While the iPad was first introduced with a consumer emphasis, executives needed none of the prompting they did with the iPhone, and the tablet quickly found audiences in any number of enterprise verticals. During the earnings call, these were detailed a bit, with Oppenheimer naming education as a vertical where the iPad is finding "tremendous momentum."

"While interest in the new iPad was high, sales of the reduced price iPad 2 in the K-12 markets were particularly strong, and even though we achieved all-time record Mac sales to U.S. education institutions during the quarter, we sold more than twice as many iPads as Macs to U.S. education institutions," said Oppenheimer.

The Mansfield, Texas, Independent School District, for example, purchased 11,000 iPads, with the intention that every student and teacher will receive one.

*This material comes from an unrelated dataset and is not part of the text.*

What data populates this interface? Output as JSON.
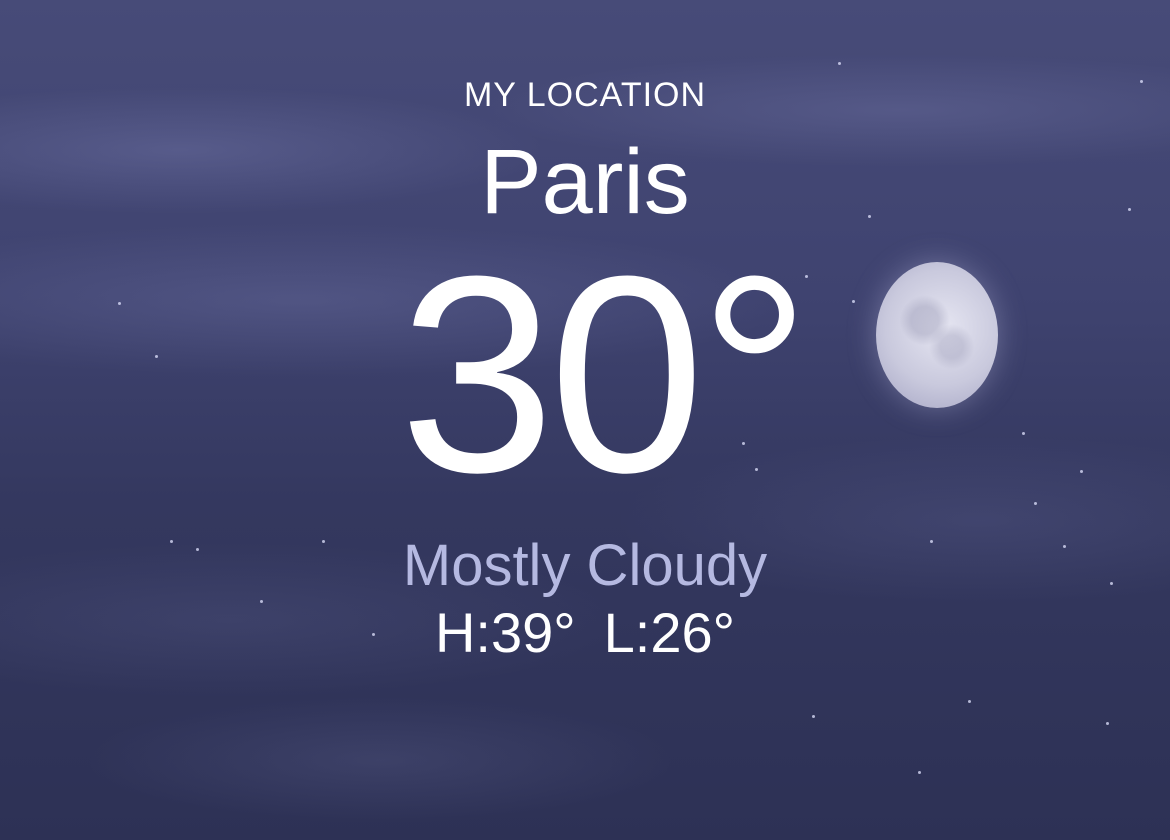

Some teachers will use a flipped-classroom concept, putting their lessons and resources online where students can access them anytime with their iPads, said Oppenheimer. As a result, students take responsibility for their own learning, and teachers are able to increase their interaction and personalized content time.

Apple estimates, said Oppenheimer, the number of iPads in Fortune 500 companies has more than tripled in the past year. They’re being adopted by large businesses–British Airways, for example, is using iPads for everything from check-in to cabin services–and (for now) smaller ones. A builder in Japan called Dialogue House is building smart homes that will be controlled by iPads.

While the smartphone market has moved beyond iPhone-dominance, Pund-IT principal analyst Charles King told eWEEK, “the tablet market is mostly about the iPad just now.”